Without performances and rehearsals to serve as sources of motivation—and, frankly, hard deadlines—musicians have had to find their motivation elsewhere. Violinist Jane Kittredge has managed to maintain one weekly gig, live-streaming solo violin repertoire from her living room for church services. As she says, “That keeps me motivated, but I have to cross my fingers that a large truck doesn’t rumble by!”

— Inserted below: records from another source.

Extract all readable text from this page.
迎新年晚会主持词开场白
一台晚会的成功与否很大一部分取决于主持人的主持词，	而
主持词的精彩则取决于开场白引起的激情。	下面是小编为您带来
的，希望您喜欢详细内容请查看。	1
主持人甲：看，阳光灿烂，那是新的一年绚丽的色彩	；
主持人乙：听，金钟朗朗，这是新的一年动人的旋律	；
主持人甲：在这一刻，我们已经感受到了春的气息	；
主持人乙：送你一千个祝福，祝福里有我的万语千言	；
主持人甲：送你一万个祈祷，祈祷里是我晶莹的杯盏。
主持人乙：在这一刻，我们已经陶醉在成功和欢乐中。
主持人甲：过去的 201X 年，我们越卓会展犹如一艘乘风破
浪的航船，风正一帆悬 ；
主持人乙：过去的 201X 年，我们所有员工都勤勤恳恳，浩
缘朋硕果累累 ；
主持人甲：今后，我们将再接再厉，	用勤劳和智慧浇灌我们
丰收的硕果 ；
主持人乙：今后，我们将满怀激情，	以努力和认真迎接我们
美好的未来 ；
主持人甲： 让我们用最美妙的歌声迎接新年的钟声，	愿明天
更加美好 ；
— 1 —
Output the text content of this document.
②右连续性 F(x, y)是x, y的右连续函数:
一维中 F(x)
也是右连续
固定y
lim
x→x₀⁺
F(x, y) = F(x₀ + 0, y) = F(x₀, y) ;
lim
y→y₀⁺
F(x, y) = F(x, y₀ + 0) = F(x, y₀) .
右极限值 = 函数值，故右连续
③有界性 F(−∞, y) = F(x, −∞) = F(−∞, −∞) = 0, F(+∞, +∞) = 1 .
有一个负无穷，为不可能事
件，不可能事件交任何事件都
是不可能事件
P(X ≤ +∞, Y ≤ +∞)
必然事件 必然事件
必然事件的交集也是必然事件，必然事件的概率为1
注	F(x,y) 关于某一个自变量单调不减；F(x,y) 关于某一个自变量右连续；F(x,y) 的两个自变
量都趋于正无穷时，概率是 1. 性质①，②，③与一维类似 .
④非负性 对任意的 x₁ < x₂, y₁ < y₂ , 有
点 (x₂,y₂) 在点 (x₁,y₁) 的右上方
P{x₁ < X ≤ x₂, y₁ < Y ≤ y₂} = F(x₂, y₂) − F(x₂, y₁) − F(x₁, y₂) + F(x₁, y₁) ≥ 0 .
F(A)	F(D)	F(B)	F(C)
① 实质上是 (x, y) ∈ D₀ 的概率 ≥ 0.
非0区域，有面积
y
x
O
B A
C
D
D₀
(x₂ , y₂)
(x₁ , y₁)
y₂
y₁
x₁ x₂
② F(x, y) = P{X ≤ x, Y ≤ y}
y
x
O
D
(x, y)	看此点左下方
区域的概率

In the absence of streamed performances, musicians can find motivation and accountability from one another. “For motivation, I’m swapping étude videos with a colleague of mine in Ohio,” says Principal Oboe Nancy Dimock. “Every day we send each other a video of an étude we worked on that day. It’s much harder to skip a day when I’m being held accountable!”
FINDING SILVER LININGS
To overcome the inconveniences, our musicians are focusing on the positive aspects of their current practice situations. As Jane says, “I now have more time to focus on technique (like scales) and lots of unaccompanied Bach.” Nancy is making use of this time to work ahead on a recital program that she’ll be performing next year, and “taking a lot of time to really learn the pieces slowly and carefully.” And though he can’t practice on his own instruments at the moment, Jeremy has found a silver lining: “The one good thing about using a practice pad is that it makes virtually no sound, so I can play at all hours and no one in my apartment building can hear me or cares.”